Scottish Milk Dairies Limited (SMD) is a wholly-owned subsidiary of First Milk Limited (First Milk). SMD processes fresh milk and UHT milk at its dairy in Glasgow and markets these products to customers mainly in the Glasgow area. SMD's turnover in the financial year ended 31 March 2005 was £9.4 million. SMD's parent, First Milk, is a farmer-owned dairy cooperative with approximately 3,600 members. First Milk procures raw milk from its members, collects it and then delivers it to milk processors such as fresh milk dairies, cheese producers and food processing factories. First Milk acquired a 15 per cent stake in Wiseman in 2004 (see note 1).
TRANSACTION
On 9 August 2005 Wiseman announced that it had agreed terms for the acquisition of the goodwill (customer list), certain employees and assets of the fresh milk business of SMD. Wiseman is not acquiring the SMD processing facility. The administrative deadline in this case expires on 21 October 2005.
JURISDICTION
As a result of this transaction Wiseman and the fresh milk business of SMD will cease to be distinct. The OFT believes that the business being acquired constitutes an enterprise for the purpose of section 23 of the Enterprise Act 2002 (the Act). The parties have a combined share of supply in fresh milk to middle ground customers in Scotland of more than 25 per cent; therefore, the share of supply test in section 23 of the Act is met. The OFT therefore believes that it is or may be the case that arrangements are in progress or in contemplation which, if carried into effect, will result in the creation of a relevant merger situation.
ASSESSMENT
The merger would result in a combined share of supply of fresh milk to middle ground customers in Scotland of approximately [60-70] per cent (Wiseman [50-60] per cent, SMD [0-10] per cent). The next largest competitors are significantly smaller than the merged entity (Graham's: [10-20] per cent, Claymore/Arla: [0-10] per cent). We do not have accurate shares of supply for the region of overlap, but since this is SMD's main area of operation, the increment may be more significant than the increment in respect of all of Scotland.
Having considered all the evidence, we conclude that there is a realistic prospect that the conditions for coordination are present, and that the elimination of SMD, one of the principal smaller suppliers to the middle-ground customers in the Glasgow Area/Central Belt area, will lead to coordination being more perfect, durable or complete than it would be absent the merger.
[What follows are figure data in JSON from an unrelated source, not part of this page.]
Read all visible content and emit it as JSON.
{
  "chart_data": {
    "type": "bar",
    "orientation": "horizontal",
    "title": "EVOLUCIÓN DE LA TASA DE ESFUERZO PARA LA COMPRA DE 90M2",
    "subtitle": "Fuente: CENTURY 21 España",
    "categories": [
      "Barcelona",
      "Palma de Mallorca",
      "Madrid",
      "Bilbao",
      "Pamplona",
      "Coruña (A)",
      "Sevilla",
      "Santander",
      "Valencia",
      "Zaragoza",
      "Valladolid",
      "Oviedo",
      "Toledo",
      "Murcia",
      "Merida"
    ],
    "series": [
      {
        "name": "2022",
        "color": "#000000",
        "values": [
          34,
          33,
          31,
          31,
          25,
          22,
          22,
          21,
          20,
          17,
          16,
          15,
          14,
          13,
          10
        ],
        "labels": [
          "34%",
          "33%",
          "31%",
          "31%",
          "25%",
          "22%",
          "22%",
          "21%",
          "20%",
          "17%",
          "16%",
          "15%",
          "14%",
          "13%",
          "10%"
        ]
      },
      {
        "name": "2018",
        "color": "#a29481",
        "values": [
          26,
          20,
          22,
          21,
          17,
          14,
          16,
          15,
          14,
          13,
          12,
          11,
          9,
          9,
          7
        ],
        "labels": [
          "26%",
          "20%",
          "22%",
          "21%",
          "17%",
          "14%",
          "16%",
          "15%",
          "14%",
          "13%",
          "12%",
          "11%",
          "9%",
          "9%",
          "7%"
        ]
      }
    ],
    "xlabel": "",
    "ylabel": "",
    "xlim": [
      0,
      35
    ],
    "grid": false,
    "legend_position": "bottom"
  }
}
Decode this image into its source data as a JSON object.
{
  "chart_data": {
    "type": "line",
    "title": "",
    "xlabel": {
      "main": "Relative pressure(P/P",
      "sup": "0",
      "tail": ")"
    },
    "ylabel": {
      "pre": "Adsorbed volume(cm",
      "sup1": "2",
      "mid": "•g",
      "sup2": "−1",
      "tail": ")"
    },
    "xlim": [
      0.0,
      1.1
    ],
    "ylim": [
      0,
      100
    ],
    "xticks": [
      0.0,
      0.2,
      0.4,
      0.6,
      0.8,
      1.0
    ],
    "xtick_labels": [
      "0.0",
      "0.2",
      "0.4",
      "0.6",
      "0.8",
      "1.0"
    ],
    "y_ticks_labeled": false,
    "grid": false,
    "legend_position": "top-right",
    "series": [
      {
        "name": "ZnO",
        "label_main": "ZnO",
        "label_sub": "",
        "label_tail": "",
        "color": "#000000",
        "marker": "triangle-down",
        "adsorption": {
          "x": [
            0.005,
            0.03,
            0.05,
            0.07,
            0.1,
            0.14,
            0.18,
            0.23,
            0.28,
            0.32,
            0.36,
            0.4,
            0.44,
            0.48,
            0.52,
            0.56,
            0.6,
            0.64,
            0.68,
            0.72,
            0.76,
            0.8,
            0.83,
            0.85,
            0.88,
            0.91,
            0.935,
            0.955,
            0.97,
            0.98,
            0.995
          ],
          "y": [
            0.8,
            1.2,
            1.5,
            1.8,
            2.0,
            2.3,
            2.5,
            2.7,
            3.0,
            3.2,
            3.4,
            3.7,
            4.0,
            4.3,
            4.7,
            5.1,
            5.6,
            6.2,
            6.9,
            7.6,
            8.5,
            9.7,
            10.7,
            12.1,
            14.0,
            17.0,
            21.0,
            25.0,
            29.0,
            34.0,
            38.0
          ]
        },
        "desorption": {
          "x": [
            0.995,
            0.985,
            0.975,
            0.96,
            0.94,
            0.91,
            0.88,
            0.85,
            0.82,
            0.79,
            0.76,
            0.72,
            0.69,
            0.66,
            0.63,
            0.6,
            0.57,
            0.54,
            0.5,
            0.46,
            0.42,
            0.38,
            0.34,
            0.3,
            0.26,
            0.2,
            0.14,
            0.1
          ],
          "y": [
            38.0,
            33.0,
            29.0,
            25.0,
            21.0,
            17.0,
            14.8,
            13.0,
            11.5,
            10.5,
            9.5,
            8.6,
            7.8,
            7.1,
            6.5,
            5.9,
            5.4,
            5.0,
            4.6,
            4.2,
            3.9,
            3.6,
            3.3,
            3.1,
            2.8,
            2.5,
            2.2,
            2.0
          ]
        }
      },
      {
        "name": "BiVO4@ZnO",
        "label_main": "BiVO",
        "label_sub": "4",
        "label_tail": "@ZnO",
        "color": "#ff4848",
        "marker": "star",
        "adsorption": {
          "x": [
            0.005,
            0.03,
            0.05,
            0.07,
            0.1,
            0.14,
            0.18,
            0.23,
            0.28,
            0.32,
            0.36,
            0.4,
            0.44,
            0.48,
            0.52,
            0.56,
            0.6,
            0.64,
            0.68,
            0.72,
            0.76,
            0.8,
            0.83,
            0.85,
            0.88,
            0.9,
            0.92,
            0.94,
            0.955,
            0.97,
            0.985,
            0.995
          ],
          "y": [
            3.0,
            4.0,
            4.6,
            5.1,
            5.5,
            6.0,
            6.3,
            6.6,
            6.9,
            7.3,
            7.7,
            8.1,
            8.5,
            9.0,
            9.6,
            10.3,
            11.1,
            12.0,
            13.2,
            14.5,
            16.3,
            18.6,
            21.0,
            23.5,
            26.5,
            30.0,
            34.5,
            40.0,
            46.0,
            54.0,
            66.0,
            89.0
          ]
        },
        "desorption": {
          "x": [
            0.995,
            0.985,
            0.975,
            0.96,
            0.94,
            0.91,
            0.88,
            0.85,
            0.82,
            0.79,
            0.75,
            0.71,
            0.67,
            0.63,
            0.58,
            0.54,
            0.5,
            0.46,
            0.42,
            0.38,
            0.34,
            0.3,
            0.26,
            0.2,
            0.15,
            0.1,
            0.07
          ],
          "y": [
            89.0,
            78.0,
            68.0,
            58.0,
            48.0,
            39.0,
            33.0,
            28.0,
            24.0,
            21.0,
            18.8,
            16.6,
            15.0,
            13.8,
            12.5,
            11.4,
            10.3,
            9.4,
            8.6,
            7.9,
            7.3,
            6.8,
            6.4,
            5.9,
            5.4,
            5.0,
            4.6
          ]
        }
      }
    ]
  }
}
Smaller rival processors may lack the incentive, if not the ability, to compete with the leading supplier in a market in which the players may be able to tacitly coordinate their activities along leader-follower lines; a perceived lack of access to additional raw milk supplies may also impair their ability to expand production to fill their plants. In particular, we are unable to conclude with the requisite degree of certainty that smaller processors would have both the ability and the incentive to compete for the SMD customers that would transfer to Wiseman as a result of the transaction, and smaller middle ground customers in the region of overlap generally.
Even in the absence of any coordination, the merger may permit Wiseman unilaterally to profitably increase the price of fresh milk to middle ground customers (in particular, but not limited to, former SMD customers) to a level higher than absent the merger.
Moreover, while we are particularly sensitive to the commercial incentive for rivals to frustrate the merger approval process of their competitors, we are unable to resolve the question of whether or not Arla will compete for middle ground customers in the Greater Glasgow area and/or the Central Belt of Scotland to a degree sufficient to alleviate all competition concerns.
Consequently, the OFT believes that it is or may be the case that the merger may be expected to result in a substantial lessening of competition within a market or markets in the United Kingdom.
DECISION
This merger will therefore be referred to the Competition Commission under section 33(1) of the Act.
NOTES
1. OFT decision of 17 April 2005 on the completed acquisition by First Milk Limited of a 15 per cent stake in Robert Wiseman plc (the First Milk/Wiseman decision).